Folha de S. Paulo
Uma década depois, a direita novamente
consegue lucrar com a onda da indignação política, mas a manobra é muito mais
impressionante
As perdas causadas pelo Master mal começaram
a ser contabilizadas, e podemos dizer que se trata de um escândalo da mesma
ordem de grandeza
O caso Master é a melhor festa de aniversário
de dez anos possível para o impeachment de Dilma
Rousseff.
As perdas causadas pelo Master mal começaram a ser contabilizadas, mas já podemos dizer que se trata de um escândalo da mesma ordem de grandeza do petrolão, que parou o país por dois anos e foi a causa imediata do impeachment de 2016.

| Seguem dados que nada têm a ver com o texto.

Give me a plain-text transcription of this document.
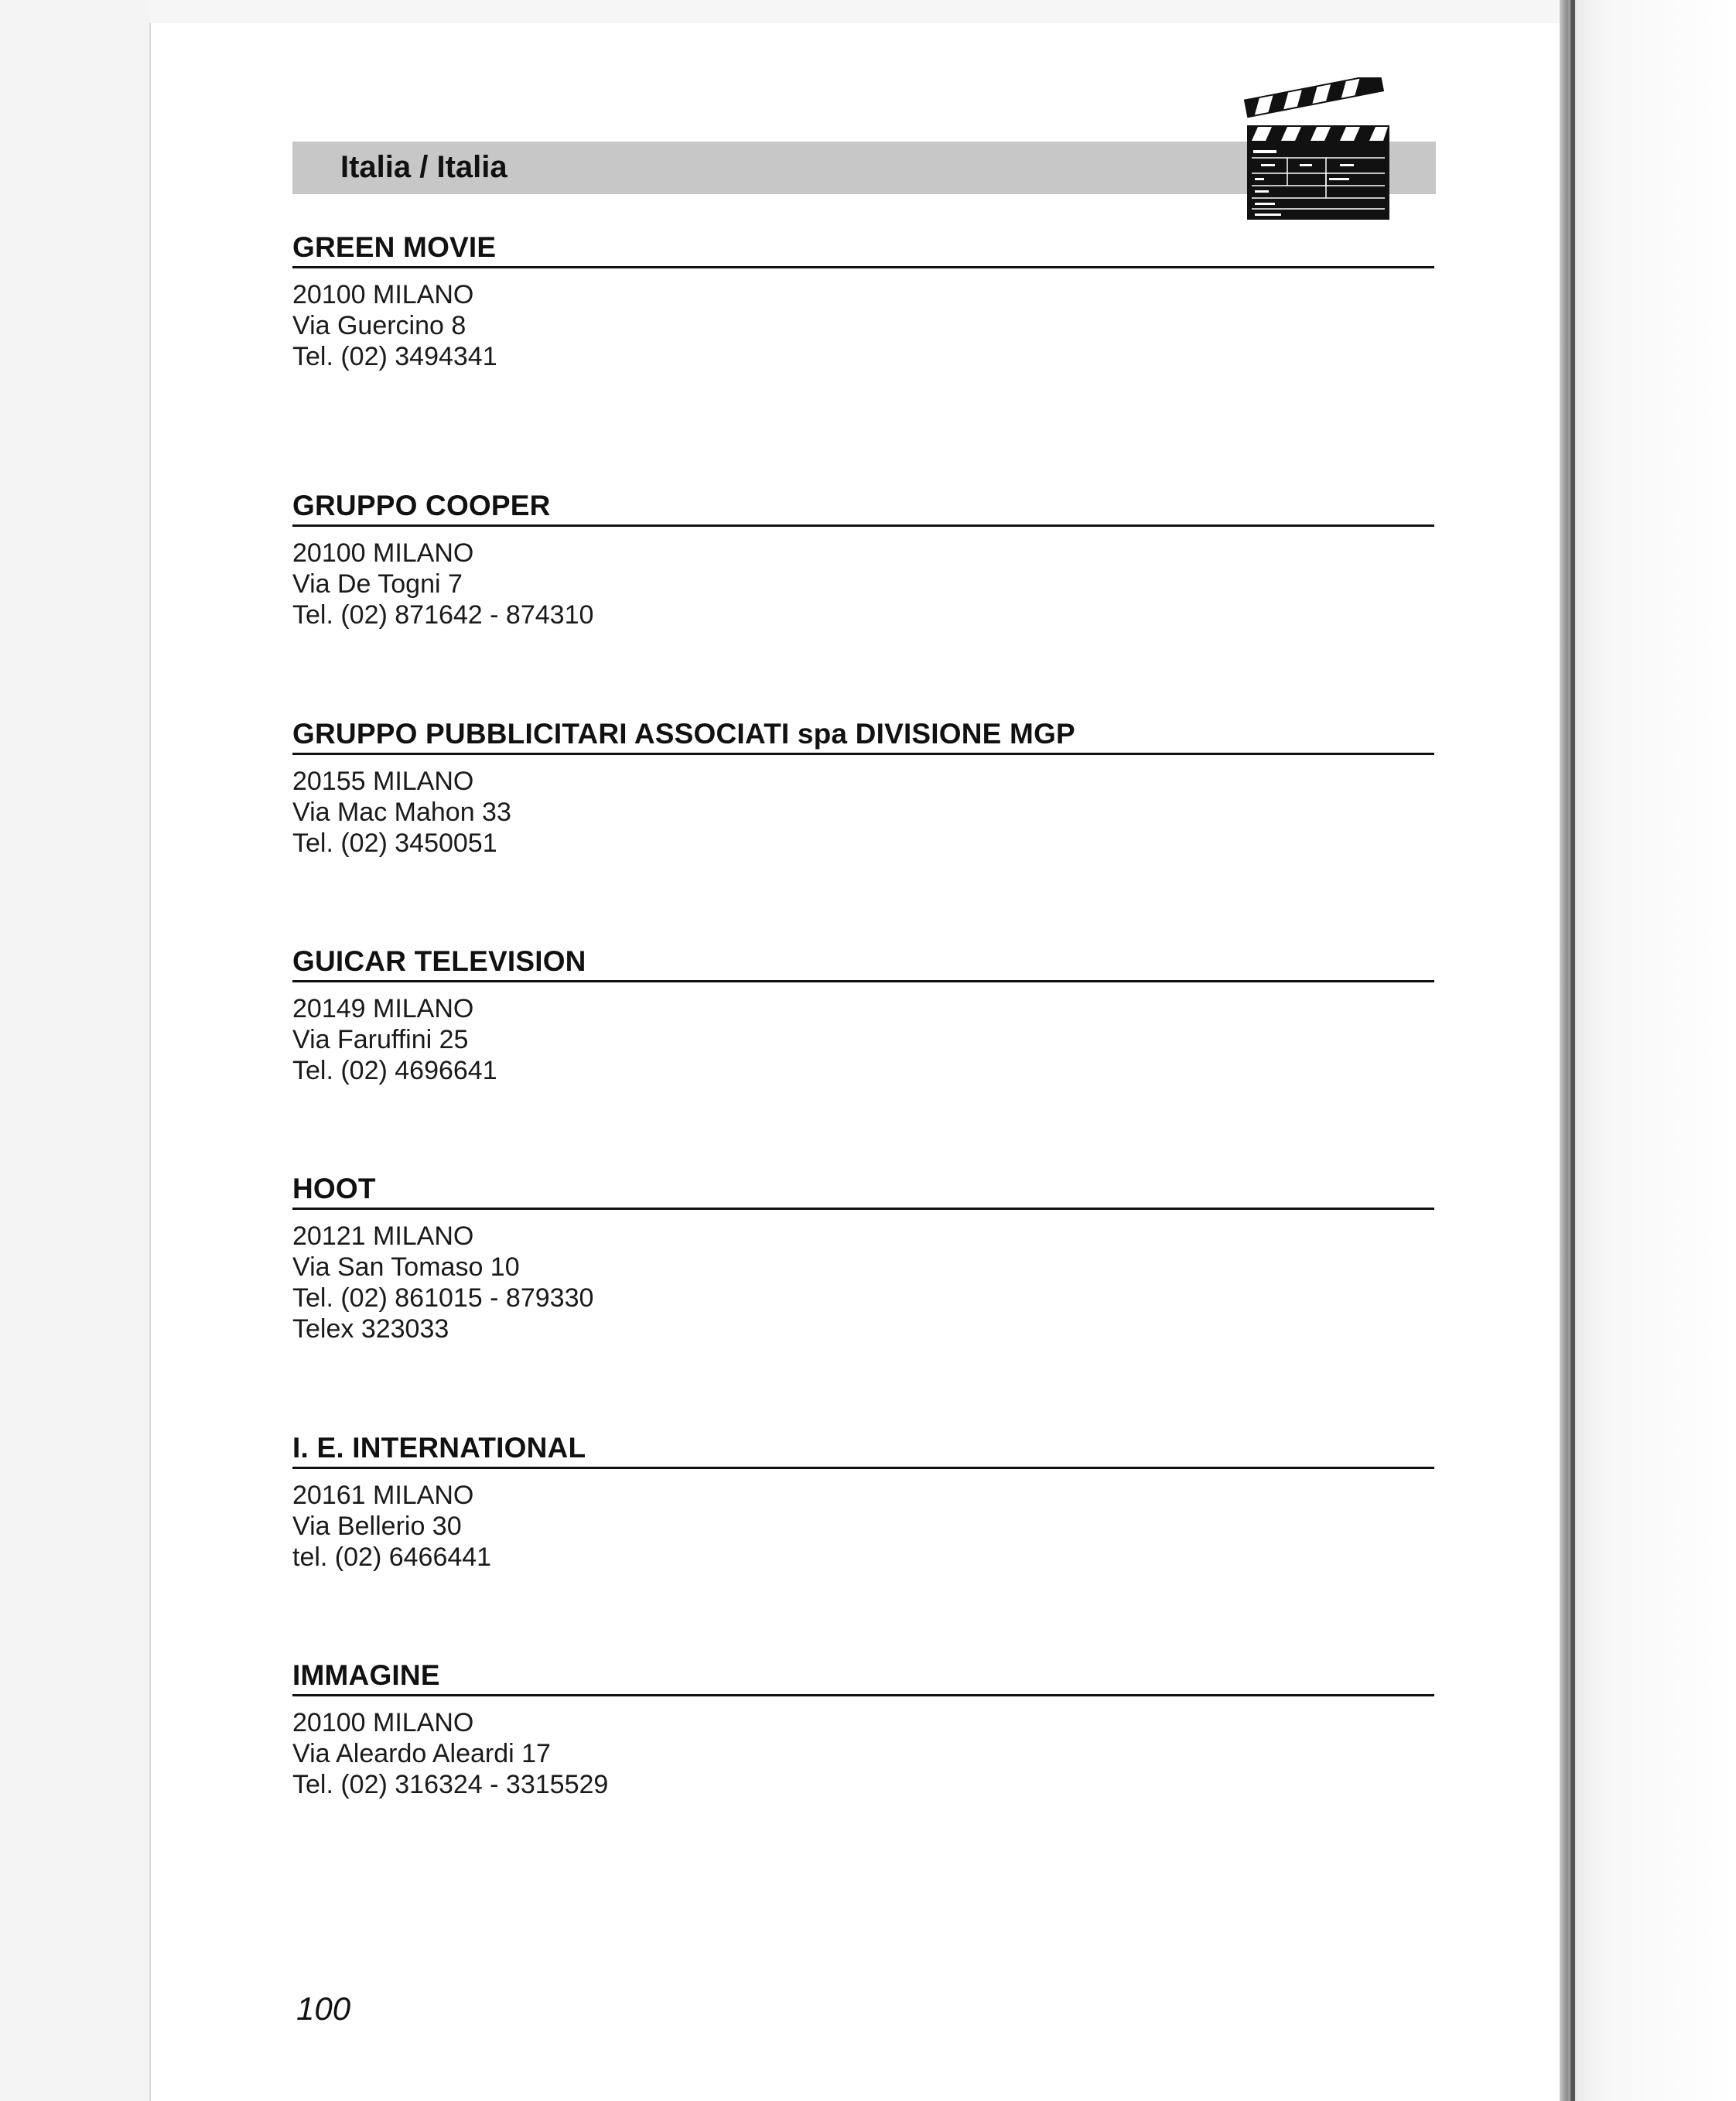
Italia / Italia
GREEN MOVIE
20100 MILANO
Via Guercino 8
Tel. (02) 3494341
GRUPPO COOPER
20100 MILANO
Via De Togni 7
Tel. (02) 871642 - 874310
GRUPPO PUBBLICITARI ASSOCIATI spa DIVISIONE MGP
20155 MILANO
Via Mac Mahon 33
Tel. (02) 3450051
GUICAR TELEVISION
20149 MILANO
Via Faruffini 25
Tel. (02) 4696641
HOOT
20121 MILANO
Via San Tomaso 10
Tel. (02) 861015 - 879330
Telex 323033
I. E. INTERNATIONAL
20161 MILANO
Via Bellerio 30
tel. (02) 6466441
IMMAGINE
20100 MILANO
Via Aleardo Aleardi 17
Tel. (02) 316324 - 3315529
100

Durante a investigação do petrolão, o
prejuízo contabilizado pela Petrobras foi de cerca de R$ 6 bilhões. Em 2015,
Deltan Dallagnol estimou que os prejuízos totais (contando perdas, subornos,
etc.) chegariam a R$ 20 bilhões. Um cálculo meio controverso da Polícia
Federal colocou o rombo em R$ 42,5 bilhões. Corrigindo pelo
IGP-M, dá cerca de R$ 80 bilhões.
A quebradeira das empresas do ecossistema
Master já gerou um prejuízo de cerca de R$ 50 bilhões ao Fundo Garantidor de
Crédito. A operação do governo bolsonarista do Distrito Federal para salvar o
Master com o BRB causou um rombo de, no mínimo, R$ 8 bilhões. Governos
estaduais e prefeituras investiram dinheiro de aposentados no Master. Só o
governo de Cláudio Castro (PL-RJ) deu R$ 1 bilhão de dinheiro de aposentados
para Vorcaro.
Mas o impeachment não foi só petrolão e Lava
Jato. Foi, sobretudo, uma demonstração da capacidade de blindagem política
superior dos direitistas brasileiros.
Em 19 de abril de 2016, publiquei um artigo no New York Times com argumentos que já vinha
desenvolvendo na Folha.
O título, dado pelo editor americano, resume minha posição: "Dilma
Rousseff’s Impeachment is not a coup; it’s a cover-up". Não era um golpe,
era uma operação abafa.
Como o célebre áudio de
Romero Jucá provou, a direita derrubou Dilma porque ela
primeiro não quis, depois não conseguiu, parar a Lava Jato. A manobra deu
certo: imediatamente depois do impeachment a operação começou a sofrer derrotas
nos tribunais. Em 2020, Jair
Bolsonaro disse que acabou
com a Lava Jato com o argumento de que ela não era mais
necessária, pois a corrupção havia
terminado.
Dez anos depois, a direita novamente consegue
lucrar com a onda da indignação política gerada por um grande escândalo de
corrupção. Mas agora a manobra é muito mais impressionante: agora quem roubou
foi ela.
Como já argumentei em minha
coluna de 28 de março, o Master é um escândalo primordialmente
da direita. Só a facção bolsonarista tem, na seleção do Master, o governador
que quebrou o BRB, o governador que deu R$ 1 bilhão dos aposentados para o
Master, três ex-ministros de Bolsonaro (Ciro Nogueira,
Wajngarten e Ronaldo Bento), o próprio Jair, que, assim como Tarcísio, recebeu
doações do cunhado de Vorcaro, e um deputado que tentou mudar a lei para salvar
o esquema: Filipe Barros, do PL do Paraná, que hoje é companheiro de chapa de
Sergio Moro. Isso, aquele Moro de 2016. Pois é.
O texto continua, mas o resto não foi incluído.